Publique ennui !

Publié le par Au Terminus des Pretentieux

Publique ennui

 

 

Michael Mann est un réalisateur qui ne laisse pas indifférent, capable du meilleur (L’excellent Révélations qui lui a valu un oscar) comme du médiocre, pour ne pas dire le pire, (Miami Vice, piètre adaptation d’une série télévisée ). Son dernier opus, Public enemies, consacré à la carrière de John Dillinger, braqueur de banques durant la grande dépression, confirme cette réputation. On retrouve les qualités du réalisateur, à savoir des images et une mise en scène soignées, une reconstitution travaillée des années 30 bien mise en valeur par le choix de couleurs délavées pour exprimer le marasme économique de cette période, et un sens peu commun du rythme et de l’action… C’est peut-être dans cette dernière vertu que le film puise ses faiblesses puisque l’action prend petit à petit le pas sur les intrigues policières et psychologiques (le jeu de miroir entre le criminel - Johny Depp, toujours égal à lui-même - et le flic qui le poursuit - Christian Bale - ). Michael Mann retombe avec complaisance dans les excès de Heat, dont Public enemies reproduit et accentue les défauts. Après une demi-heure, le film devient en effet une succession de scènes de braquages, de fusillades, de poursuites qui ne présentent qu’un intérêt esthétique et nous plongent dans l’ennui. Même le dénouement, pourtant beaucoup plus calme et réfléchi, ne parvient pas à nous sortir de la torpeur tant il est attendu, avec en prime, un final au ralenti, un peu éculé depuis  Les Incorruptibles de Brian de Palma… Cela n’empêche pas quelques bons passages comme la mise en abîme du destin de John Dillinger à travers un film noir  que le héros regarde lors d’une séance au cinéma.

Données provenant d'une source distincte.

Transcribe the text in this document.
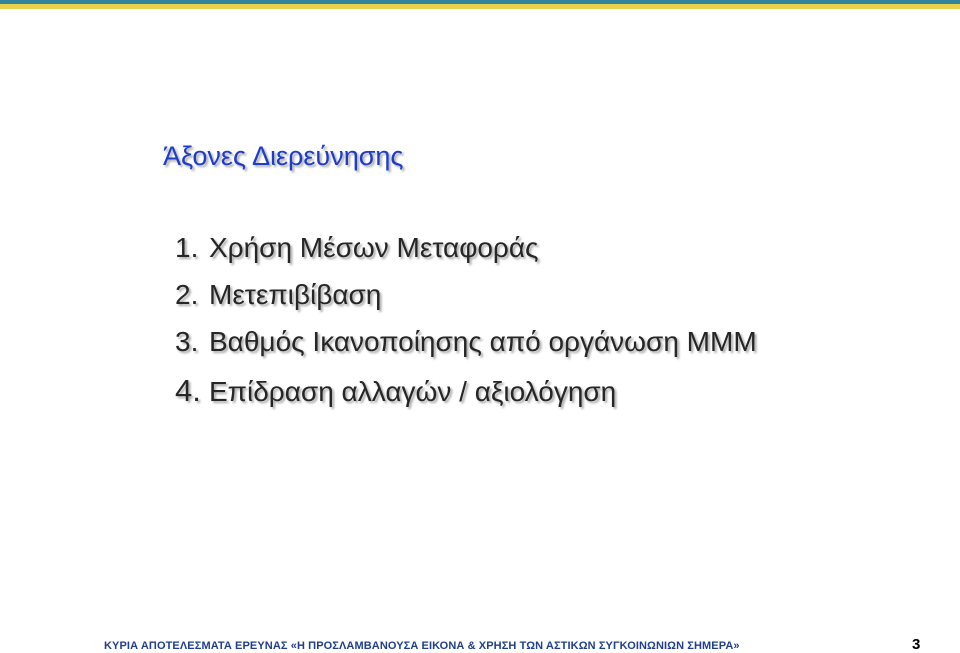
Άξονες Διερεύνησης
1. Χρήση Μέσων Μεταφοράς
2. Μετεπιβίβαση
3. Βαθμός Ικανοποίησης από οργάνωση ΜΜΜ
4. Επίδραση αλλαγών / αξιολόγηση
ΚΥΡΙΑ ΑΠΟΤΕΛΕΣΜΑΤΑ ΕΡΕΥΝΑΣ «Η ΠΡΟΣΛΑΜΒΑΝΟΥΣΑ ΕΙΚΟΝΑ & ΧΡΗΣΗ ΤΩΝ ΑΣΤΙΚΩΝ ΣΥΓΚΟΙΝΩΝΙΩΝ ΣΗΜΕΡΑ»	3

Finalement, la séquence peut-être la plus « jouissive » est celle où « la môme Cotillard » (cliché récurrent chez la plupart des critiques, alors il n’y a pas de raison que je m’en prive…) se fait tabasser à grands coups de tartes dans la tronche (c’est vrai que, parfois, on a envie de lui en coller une !) par un policier souffrant d’une déficience de subtilité (comme nombre de personnages du film) … Mais, dans la foulée, le sommet du pathétique est atteint lorsque le chevalier blanc de la justice (Christian Bale) intervient pour faire cesser le supplice et porter la martyre dans ses bras forts et musclés jusqu’aux toilettes afin qu’elle se soulage d’un besoin qui lui tenaille la vessie depuis un bon moment…  Bref, Public enemies est la preuve que de bons ingrédients n’empêchent pas un film d’être sans saveur.